In some ways, my recovery means the same things to me that drinking did: release from care, boredom and worry; intimacy with friends and the feeling that life is good. But my drinking experiences, while pleasant at times, were nothing but illusions. Pipe dreams that evaporated shortly after the bottle was empty.  Now that I am no longer running away from life, I suit up and show up and face whatever the day has in store for me. I am graced each day with the strength to live my life the way it is, not the way I’d like it to be.  God, as I misunderstand God, makes this possible. I met this God in the rooms of Alcoholics Anonymous and our relationship has been growing ever since.

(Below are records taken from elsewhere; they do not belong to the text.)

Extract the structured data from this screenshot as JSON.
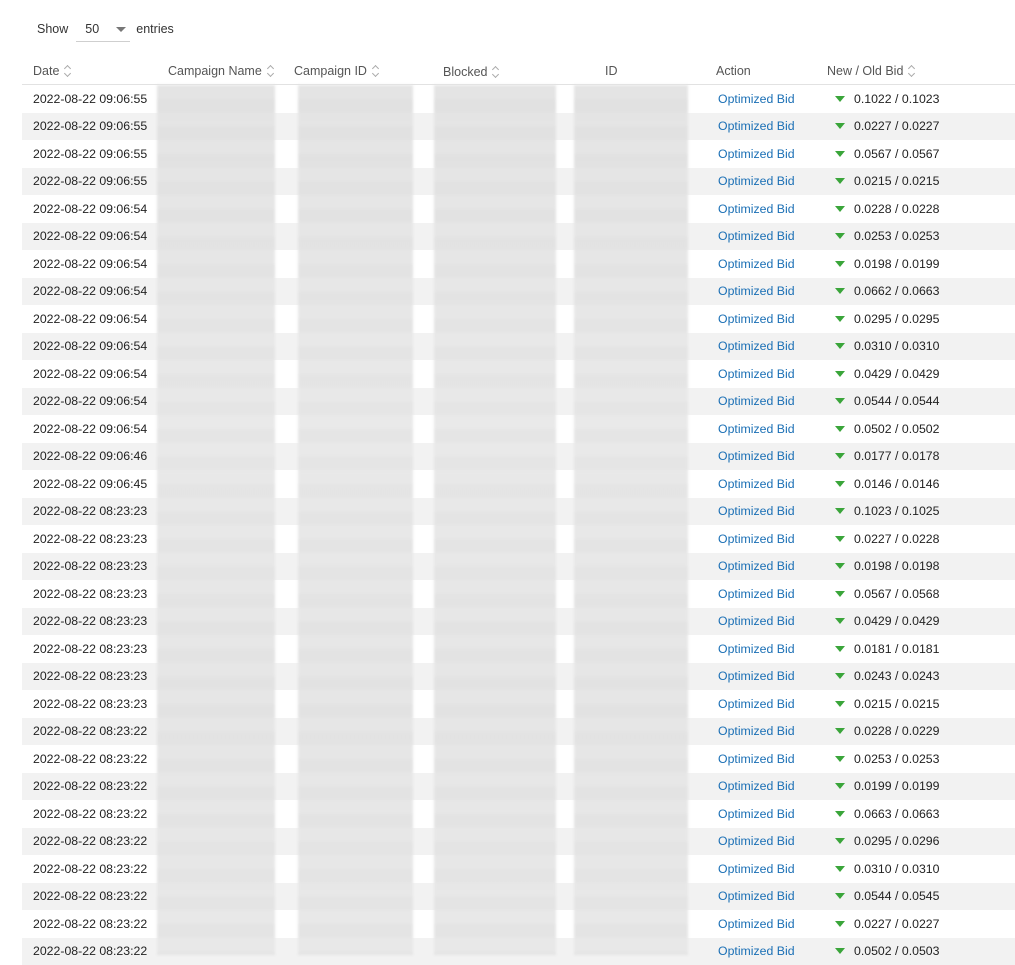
{
  "length_control": {
    "prefix": "Show",
    "value": "50",
    "suffix": "entries"
  },
  "columns": [
    {
      "label": "Date",
      "sortable": true
    },
    {
      "label": "Campaign Name",
      "sortable": true
    },
    {
      "label": "Campaign ID",
      "sortable": true
    },
    {
      "label": "Blocked",
      "sortable": true
    },
    {
      "label": "ID",
      "sortable": false
    },
    {
      "label": "Action",
      "sortable": false
    },
    {
      "label": "New / Old Bid",
      "sortable": true
    }
  ],
  "rows": [
    {
      "date": "2022-08-22 09:06:55",
      "action": "Optimized Bid",
      "bid": "0.1022 / 0.1023"
    },
    {
      "date": "2022-08-22 09:06:55",
      "action": "Optimized Bid",
      "bid": "0.0227 / 0.0227"
    },
    {
      "date": "2022-08-22 09:06:55",
      "action": "Optimized Bid",
      "bid": "0.0567 / 0.0567"
    },
    {
      "date": "2022-08-22 09:06:55",
      "action": "Optimized Bid",
      "bid": "0.0215 / 0.0215"
    },
    {
      "date": "2022-08-22 09:06:54",
      "action": "Optimized Bid",
      "bid": "0.0228 / 0.0228"
    },
    {
      "date": "2022-08-22 09:06:54",
      "action": "Optimized Bid",
      "bid": "0.0253 / 0.0253"
    },
    {
      "date": "2022-08-22 09:06:54",
      "action": "Optimized Bid",
      "bid": "0.0198 / 0.0199"
    },
    {
      "date": "2022-08-22 09:06:54",
      "action": "Optimized Bid",
      "bid": "0.0662 / 0.0663"
    },
    {
      "date": "2022-08-22 09:06:54",
      "action": "Optimized Bid",
      "bid": "0.0295 / 0.0295"
    },
    {
      "date": "2022-08-22 09:06:54",
      "action": "Optimized Bid",
      "bid": "0.0310 / 0.0310"
    },
    {
      "date": "2022-08-22 09:06:54",
      "action": "Optimized Bid",
      "bid": "0.0429 / 0.0429"
    },
    {
      "date": "2022-08-22 09:06:54",
      "action": "Optimized Bid",
      "bid": "0.0544 / 0.0544"
    },
    {
      "date": "2022-08-22 09:06:54",
      "action": "Optimized Bid",
      "bid": "0.0502 / 0.0502"
    },
    {
      "date": "2022-08-22 09:06:46",
      "action": "Optimized Bid",
      "bid": "0.0177 / 0.0178"
    },
    {
      "date": "2022-08-22 09:06:45",
      "action": "Optimized Bid",
      "bid": "0.0146 / 0.0146"
    },
    {
      "date": "2022-08-22 08:23:23",
      "action": "Optimized Bid",
      "bid": "0.1023 / 0.1025"
    },
    {
      "date": "2022-08-22 08:23:23",
      "action": "Optimized Bid",
      "bid": "0.0227 / 0.0228"
    },
    {
      "date": "2022-08-22 08:23:23",
      "action": "Optimized Bid",
      "bid": "0.0198 / 0.0198"
    },
    {
      "date": "2022-08-22 08:23:23",
      "action": "Optimized Bid",
      "bid": "0.0567 / 0.0568"
    },
    {
      "date": "2022-08-22 08:23:23",
      "action": "Optimized Bid",
      "bid": "0.0429 / 0.0429"
    },
    {
      "date": "2022-08-22 08:23:23",
      "action": "Optimized Bid",
      "bid": "0.0181 / 0.0181"
    },
    {
      "date": "2022-08-22 08:23:23",
      "action": "Optimized Bid",
      "bid": "0.0243 / 0.0243"
    },
    {
      "date": "2022-08-22 08:23:23",
      "action": "Optimized Bid",
      "bid": "0.0215 / 0.0215"
    },
    {
      "date": "2022-08-22 08:23:22",
      "action": "Optimized Bid",
      "bid": "0.0228 / 0.0229"
    },
    {
      "date": "2022-08-22 08:23:22",
      "action": "Optimized Bid",
      "bid": "0.0253 / 0.0253"
    },
    {
      "date": "2022-08-22 08:23:22",
      "action": "Optimized Bid",
      "bid": "0.0199 / 0.0199"
    },
    {
      "date": "2022-08-22 08:23:22",
      "action": "Optimized Bid",
      "bid": "0.0663 / 0.0663"
    },
    {
      "date": "2022-08-22 08:23:22",
      "action": "Optimized Bid",
      "bid": "0.0295 / 0.0296"
    },
    {
      "date": "2022-08-22 08:23:22",
      "action": "Optimized Bid",
      "bid": "0.0310 / 0.0310"
    },
    {
      "date": "2022-08-22 08:23:22",
      "action": "Optimized Bid",
      "bid": "0.0544 / 0.0545"
    },
    {
      "date": "2022-08-22 08:23:22",
      "action": "Optimized Bid",
      "bid": "0.0227 / 0.0227"
    },
    {
      "date": "2022-08-22 08:23:22",
      "action": "Optimized Bid",
      "bid": "0.0502 / 0.0503"
    }
  ],
  "colors": {
    "action_link": "#1a6fb5",
    "decrease_arrow": "#3aa53a",
    "stripe": "#f2f2f2"
  },
  "icons": {
    "bid_change": "triangle-down-icon",
    "sort": "sort-icon",
    "dropdown": "chevron-down-icon"
  }
}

My recovery today means I have a God in my life I can do business with.

When I was new I identified with the part in the big book about God being my new employer. Relating to God as my employer makes sense to me. I do my part as a loyal and faithful employee. God, a gentle and understanding boss, provides everything I need, not only to survive, but to thrive. My job is simply to show up each day and do the footwork. God takes care of the results and I enjoy outcomes better than anything I could imagine. We communicate freely with each other. The door to his huge corner office is open to me, 24 and 7. When I am willing to withdraw from the world for a few moments in silence, God provides the intuition I need to handle anything life throws at me.

I know much less about God today than I did when we first met, but I am more grateful for my job than ever. I enjoy lifetime employment, fabulous benefits, and work that I love. In God’s employment I live a real life, not a facsimile. I go through each day with peace of mind that comes from knowing I am exactly where I’m supposed to be, doing exactly what I’m supposed to be doing. It's simply a great way to live.